Scottish Police Services Authority
- SPSA Logo
- Abbreviation: SPSA
- Formation: 1 April 2007
- Dissolved: 1 April 2013
- Type: Scottish Police Support Services
- Legal status: Merged to Police Scotland
- Purpose: Provide National Support to the Scottish Police Services
- Headquarters: Glasgow
- Region served: Scotland
- Chief Executive: Andrea Quinn
- Parent organization: Scottish Government
- Website: spsa.police.uk

= Scottish Police Services Authority =

The Scottish Police Services Authority (SPSA) was a public body of the Scottish Government responsible for certain central services for police forces in Scotland.

It was established on 1 April 2007, following the passing of the Police, Public Order and Criminal Justice (Scotland) Act 2006. The SPSA assumed responsibility for the Scottish Police College, the Scottish Drug Enforcement Agency, the Scottish Criminal Records Office and the Scottish Police Information Strategy.
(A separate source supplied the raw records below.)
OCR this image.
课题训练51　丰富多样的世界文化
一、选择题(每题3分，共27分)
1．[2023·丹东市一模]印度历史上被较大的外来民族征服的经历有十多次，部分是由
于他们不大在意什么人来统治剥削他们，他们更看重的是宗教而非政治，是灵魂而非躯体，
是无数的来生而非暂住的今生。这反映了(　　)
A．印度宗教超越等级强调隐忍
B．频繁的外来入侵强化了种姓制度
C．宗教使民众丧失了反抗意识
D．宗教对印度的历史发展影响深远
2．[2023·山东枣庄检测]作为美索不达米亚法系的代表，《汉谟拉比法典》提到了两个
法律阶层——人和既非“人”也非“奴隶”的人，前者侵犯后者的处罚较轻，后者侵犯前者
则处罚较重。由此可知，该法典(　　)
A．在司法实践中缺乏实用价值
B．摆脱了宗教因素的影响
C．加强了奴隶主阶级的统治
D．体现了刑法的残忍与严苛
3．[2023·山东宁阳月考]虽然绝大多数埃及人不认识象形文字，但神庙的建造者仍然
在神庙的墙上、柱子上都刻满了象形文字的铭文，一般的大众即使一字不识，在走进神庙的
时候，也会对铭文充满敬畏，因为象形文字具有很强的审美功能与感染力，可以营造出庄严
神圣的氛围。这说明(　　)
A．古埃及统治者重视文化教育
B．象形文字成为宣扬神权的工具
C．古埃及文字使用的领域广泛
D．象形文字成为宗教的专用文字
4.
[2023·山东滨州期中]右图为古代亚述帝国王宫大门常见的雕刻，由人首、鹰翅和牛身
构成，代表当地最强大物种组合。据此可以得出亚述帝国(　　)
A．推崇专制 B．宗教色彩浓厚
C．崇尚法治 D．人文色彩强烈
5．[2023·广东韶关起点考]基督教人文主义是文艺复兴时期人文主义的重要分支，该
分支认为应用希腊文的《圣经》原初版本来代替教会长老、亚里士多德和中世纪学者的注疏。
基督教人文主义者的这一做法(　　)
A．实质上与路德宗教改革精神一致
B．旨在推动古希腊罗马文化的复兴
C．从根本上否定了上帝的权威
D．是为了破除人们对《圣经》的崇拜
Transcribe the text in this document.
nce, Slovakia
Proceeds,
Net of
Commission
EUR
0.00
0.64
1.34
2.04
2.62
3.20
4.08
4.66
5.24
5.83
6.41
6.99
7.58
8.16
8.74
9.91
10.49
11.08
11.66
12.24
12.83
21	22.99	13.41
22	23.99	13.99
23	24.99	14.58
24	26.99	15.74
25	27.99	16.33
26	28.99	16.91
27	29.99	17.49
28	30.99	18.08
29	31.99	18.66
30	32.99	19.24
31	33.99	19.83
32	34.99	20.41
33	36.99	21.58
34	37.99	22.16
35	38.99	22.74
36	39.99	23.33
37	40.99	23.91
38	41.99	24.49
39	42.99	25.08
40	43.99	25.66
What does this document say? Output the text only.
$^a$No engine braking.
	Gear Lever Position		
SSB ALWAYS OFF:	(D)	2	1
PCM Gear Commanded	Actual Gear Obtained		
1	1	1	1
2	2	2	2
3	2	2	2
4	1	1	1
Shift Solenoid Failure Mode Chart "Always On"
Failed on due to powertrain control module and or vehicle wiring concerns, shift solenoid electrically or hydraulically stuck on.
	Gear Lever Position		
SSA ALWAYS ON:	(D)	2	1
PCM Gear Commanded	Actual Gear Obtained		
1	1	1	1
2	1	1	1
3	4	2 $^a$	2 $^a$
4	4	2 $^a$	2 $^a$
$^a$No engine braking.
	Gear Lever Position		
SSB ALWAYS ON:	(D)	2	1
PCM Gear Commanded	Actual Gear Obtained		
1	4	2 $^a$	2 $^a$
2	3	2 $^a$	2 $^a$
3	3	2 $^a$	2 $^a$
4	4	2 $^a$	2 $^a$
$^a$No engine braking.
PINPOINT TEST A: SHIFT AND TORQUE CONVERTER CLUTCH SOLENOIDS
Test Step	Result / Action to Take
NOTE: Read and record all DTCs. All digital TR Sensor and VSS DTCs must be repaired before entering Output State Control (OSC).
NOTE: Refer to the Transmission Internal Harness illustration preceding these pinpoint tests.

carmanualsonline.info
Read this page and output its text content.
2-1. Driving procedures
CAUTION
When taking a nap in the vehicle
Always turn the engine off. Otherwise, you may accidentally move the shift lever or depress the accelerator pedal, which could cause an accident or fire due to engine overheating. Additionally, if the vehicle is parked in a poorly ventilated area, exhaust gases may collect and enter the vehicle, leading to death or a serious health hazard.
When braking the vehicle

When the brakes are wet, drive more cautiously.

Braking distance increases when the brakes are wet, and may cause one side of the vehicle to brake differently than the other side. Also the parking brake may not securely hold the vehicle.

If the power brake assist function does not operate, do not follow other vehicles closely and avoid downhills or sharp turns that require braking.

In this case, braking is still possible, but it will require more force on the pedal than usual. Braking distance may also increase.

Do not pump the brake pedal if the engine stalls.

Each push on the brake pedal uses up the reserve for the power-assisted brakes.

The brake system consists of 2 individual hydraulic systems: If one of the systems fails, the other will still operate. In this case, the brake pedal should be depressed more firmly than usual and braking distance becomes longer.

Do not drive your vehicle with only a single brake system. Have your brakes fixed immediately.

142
The authority also controlled central Police services such as Forensics and IT.

With effect from 1 April 2013, the structure of policing in Scotland changed. The eight regional forces, plus the Scottish Crime and Drug Enforcement Agency and the Scottish Police Services Authority, were replaced by the new Police Scotland which is overseen by the Scottish Police Authority.